Zeke turned 3 and is himself every single day. Gideon turned 5 and started school at an amazing public school here in the city which we all love. Miriam started walking at 8 months old. We got rid of our car and I bike 15-20 miles a day now. And it's wonderful. I struggle with anxiety still. On bad days I find some hills to climb to work it all out. Luckily, there's no shortage of hills here in SF.
On a bike ride to the zoo.
Now that life is manageable again, Silas and I are going out together once a week. We are currently on a mission to visit all the good restaurants and bookstores in the city. Each week we check one off the list. We really love city living and it's so wonderful to explore the city together.
Out and about.
Some pictures popped up from last year. And they brought tears to my eyes. The memories are still a bit raw. Last year was such a difficult year. A painful year. A terrible year. But it was a year of profound growth in our lives. I would not relive it if you paid me and I'm so glad it is over. But it definitely changed me for the better.
On a visit to one of our favorite places, the Japanese tea garden.
Having now experienced days were I could not function. Where I pretty much poured cereal on the floor in front of the tv and crawled back into bed. Where I took my kids to the park and dumped them in the sand while I tried to pay bills on my phone. Where all three of my kids were not only crying, but screaming in the grocery store. Where I put all my kids to bed and then sobbed into my pillow that motherhood isn't fun anymore. If I ever judged anyone for anything, I am sorry. I've probably done almost every thing I ever judged anyone for this year. And that's been good for me and my pride.

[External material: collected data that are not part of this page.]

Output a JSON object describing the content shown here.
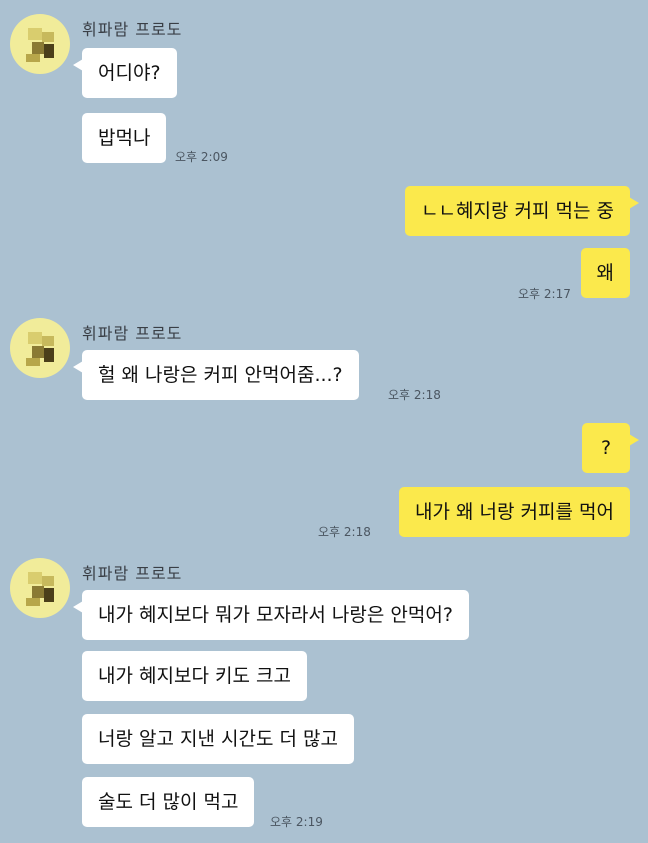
{
  "sender": "휘파람 프로도",
  "groups": [
    {
      "messages": [
        "어디야?",
        "밥먹나"
      ],
      "time": "오후 2:09"
    },
    {
      "outgoing": [
        "ㄴㄴ혜지랑 커피 먹는 중",
        "왜"
      ],
      "time": "오후 2:17"
    },
    {
      "messages": [
        "헐 왜 나랑은 커피 안먹어줌...?"
      ],
      "time": "오후 2:18"
    },
    {
      "outgoing": [
        "?",
        "내가 왜 너랑 커피를 먹어"
      ],
      "time": "오후 2:18"
    },
    {
      "messages": [
        "내가 혜지보다 뭐가 모자라서 나랑은 안먹어?",
        "내가 혜지보다 키도 크고",
        "너랑 알고 지낸 시간도 더 많고",
        "술도 더 많이 먹고"
      ],
      "time": "오후 2:19"
    }
  ],
  "colors": {
    "background": "#abc1d1",
    "incoming_bubble": "#ffffff",
    "outgoing_bubble": "#fbe94c",
    "avatar": "#f1ec9a"
  }
}
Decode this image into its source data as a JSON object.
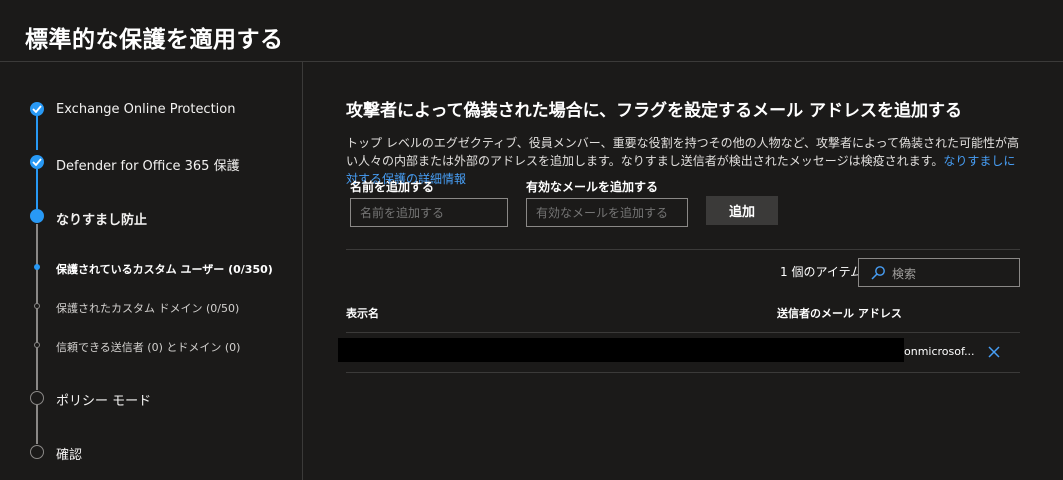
{
  "page_title": "標準的な保護を適用する",
  "stepper": {
    "steps": [
      {
        "label": "Exchange Online Protection",
        "state": "completed"
      },
      {
        "label": "Defender for Office 365 保護",
        "state": "completed"
      },
      {
        "label": "なりすまし防止",
        "state": "current"
      },
      {
        "label": "ポリシー モード",
        "state": "pending"
      },
      {
        "label": "確認",
        "state": "pending"
      }
    ],
    "substeps": [
      {
        "label": "保護されているカスタム ユーザー (0/350)",
        "state": "current"
      },
      {
        "label": "保護されたカスタム ドメイン (0/50)",
        "state": "pending"
      },
      {
        "label": "信頼できる送信者 (0) とドメイン (0)",
        "state": "pending"
      }
    ]
  },
  "main": {
    "heading": "攻撃者によって偽装された場合に、フラグを設定するメール アドレスを追加する",
    "description": "トップ レベルのエグゼクティブ、役員メンバー、重要な役割を持つその他の人物など、攻撃者によって偽装された可能性が高い人々の内部または外部のアドレスを追加します。なりすまし送信者が検出されたメッセージは検疫されます。",
    "description_link": "なりすましに対する保護の詳細情報",
    "name_field": {
      "label": "名前を追加する",
      "placeholder": "名前を追加する",
      "value": ""
    },
    "email_field": {
      "label": "有効なメールを追加する",
      "placeholder": "有効なメールを追加する",
      "value": ""
    },
    "add_button": "追加",
    "item_count": "1 個のアイテム",
    "search": {
      "placeholder": "検索"
    },
    "table": {
      "columns": [
        "表示名",
        "送信者のメール アドレス"
      ],
      "rows": [
        {
          "display_name": "",
          "email_visible": "onmicrosof..."
        }
      ]
    }
  },
  "colors": {
    "background": "#1b1a19",
    "accent": "#2899f5",
    "link": "#479ef5",
    "divider": "#3b3a39",
    "inactive": "#8a8886"
  },
  "icons": [
    "check-icon",
    "search-icon",
    "close-icon"
  ]
}
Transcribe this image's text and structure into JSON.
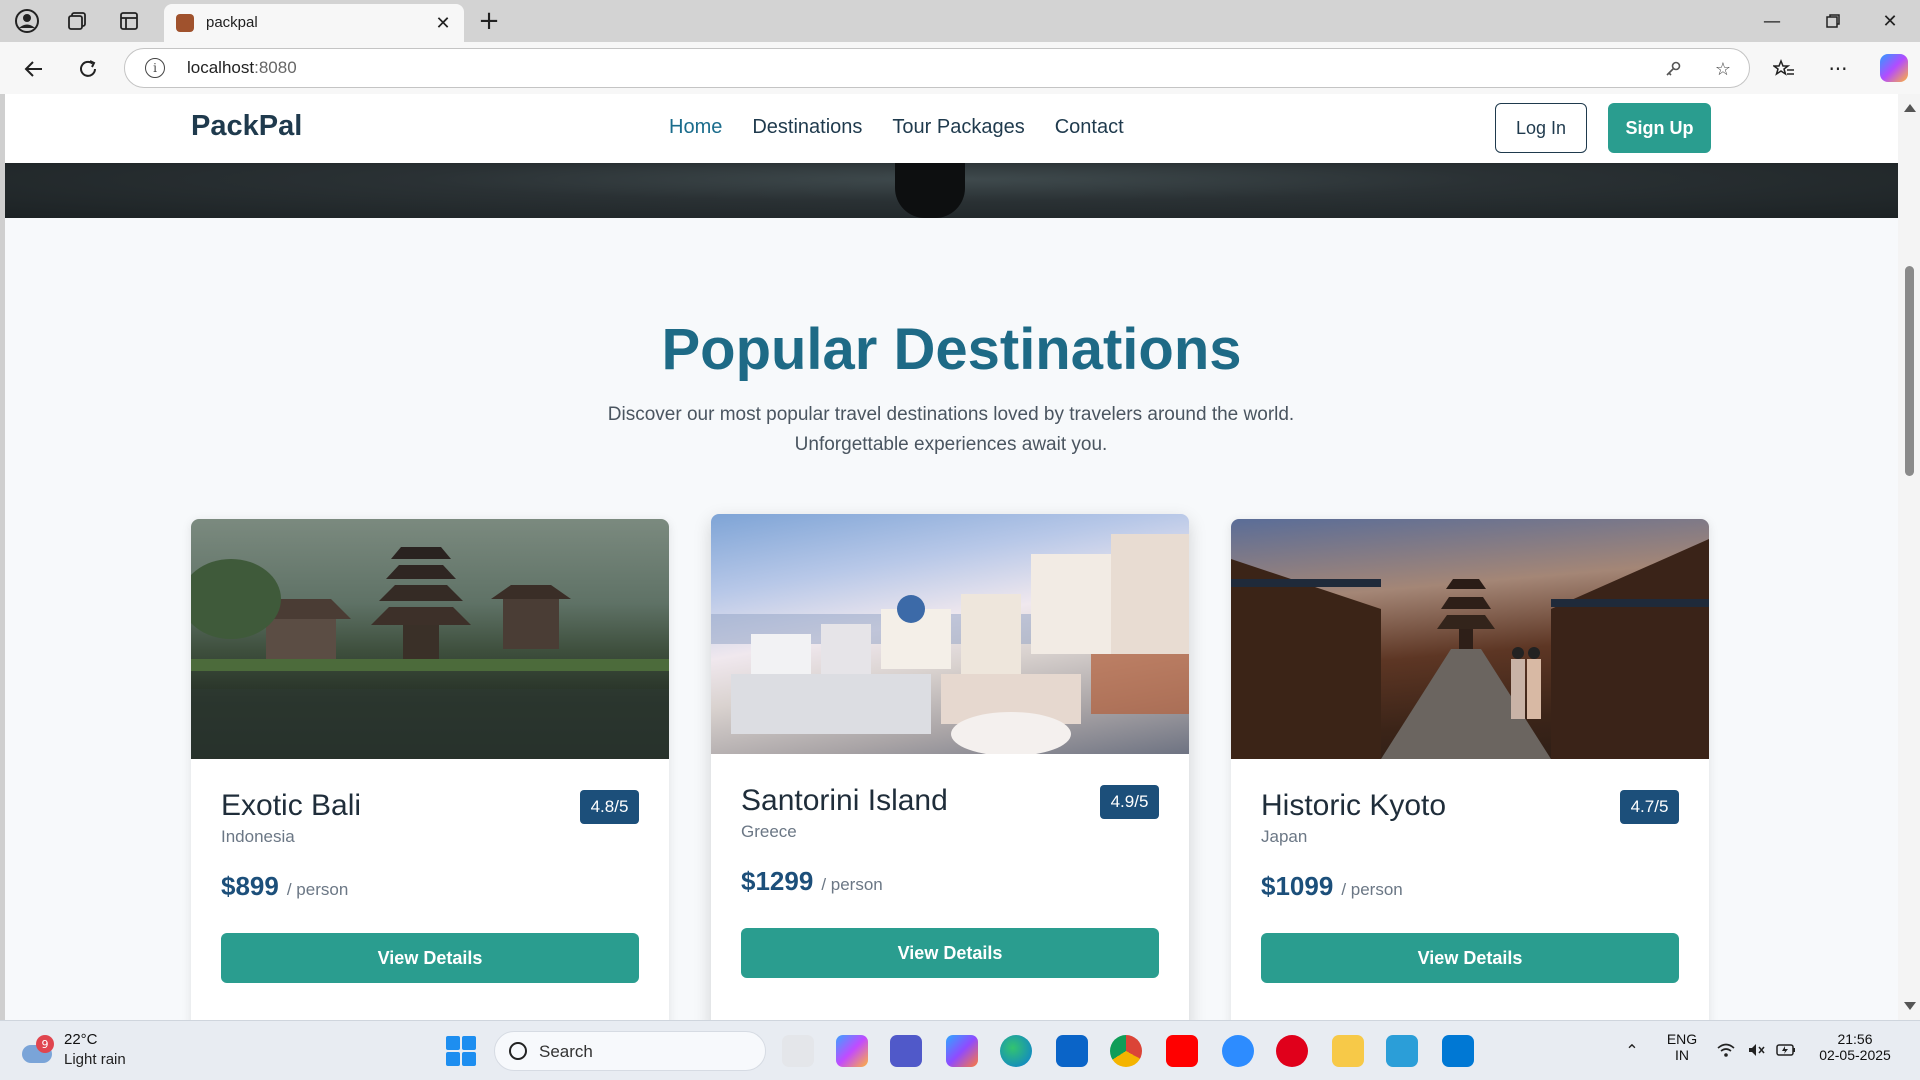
{
  "browser": {
    "tab_title": "packpal",
    "url_host": "localhost",
    "url_port": ":8080"
  },
  "site": {
    "brand": "PackPal",
    "nav": [
      "Home",
      "Destinations",
      "Tour Packages",
      "Contact"
    ],
    "login_label": "Log In",
    "signup_label": "Sign Up",
    "accent_color": "#2a9d8f",
    "primary_color": "#1c4f7a"
  },
  "section": {
    "title": "Popular Destinations",
    "subtitle_line1": "Discover our most popular travel destinations loved by travelers around the world.",
    "subtitle_line2": "Unforgettable experiences await you."
  },
  "cards": [
    {
      "name": "Exotic Bali",
      "country": "Indonesia",
      "rating": "4.8/5",
      "price": "$899",
      "unit": "/ person",
      "button": "View Details"
    },
    {
      "name": "Santorini Island",
      "country": "Greece",
      "rating": "4.9/5",
      "price": "$1299",
      "unit": "/ person",
      "button": "View Details"
    },
    {
      "name": "Historic Kyoto",
      "country": "Japan",
      "rating": "4.7/5",
      "price": "$1099",
      "unit": "/ person",
      "button": "View Details"
    }
  ],
  "taskbar": {
    "weather_badge": "9",
    "temperature": "22°C",
    "weather": "Light rain",
    "search_label": "Search",
    "lang_line1": "ENG",
    "lang_line2": "IN",
    "time": "21:56",
    "date": "02-05-2025"
  }
}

Heading out for a day in the city.
We're coasting now. Things are good. God is good. San Francisco is good. We're gonna be ok! Motherhood is fun again and I'm enjoying my kids like I used to before I got sick. Every day that ends and I'm not completely comatose or melting down is kind of a surprise to me now, and a gift. What a gift. To be well. This is the other side. And it's 100x better than I could have imagined when I was in the darkest place, when I forgot it was possible to not feel terrible all the time.
My three.
So that's what happened. That's why I dropped off the face of the planet. That's why you haven't heard from me. And I hope that never happens again. But if it does, I know it gets better. I hope you are well, friends, and if not, I hope you find the support you need. Peace.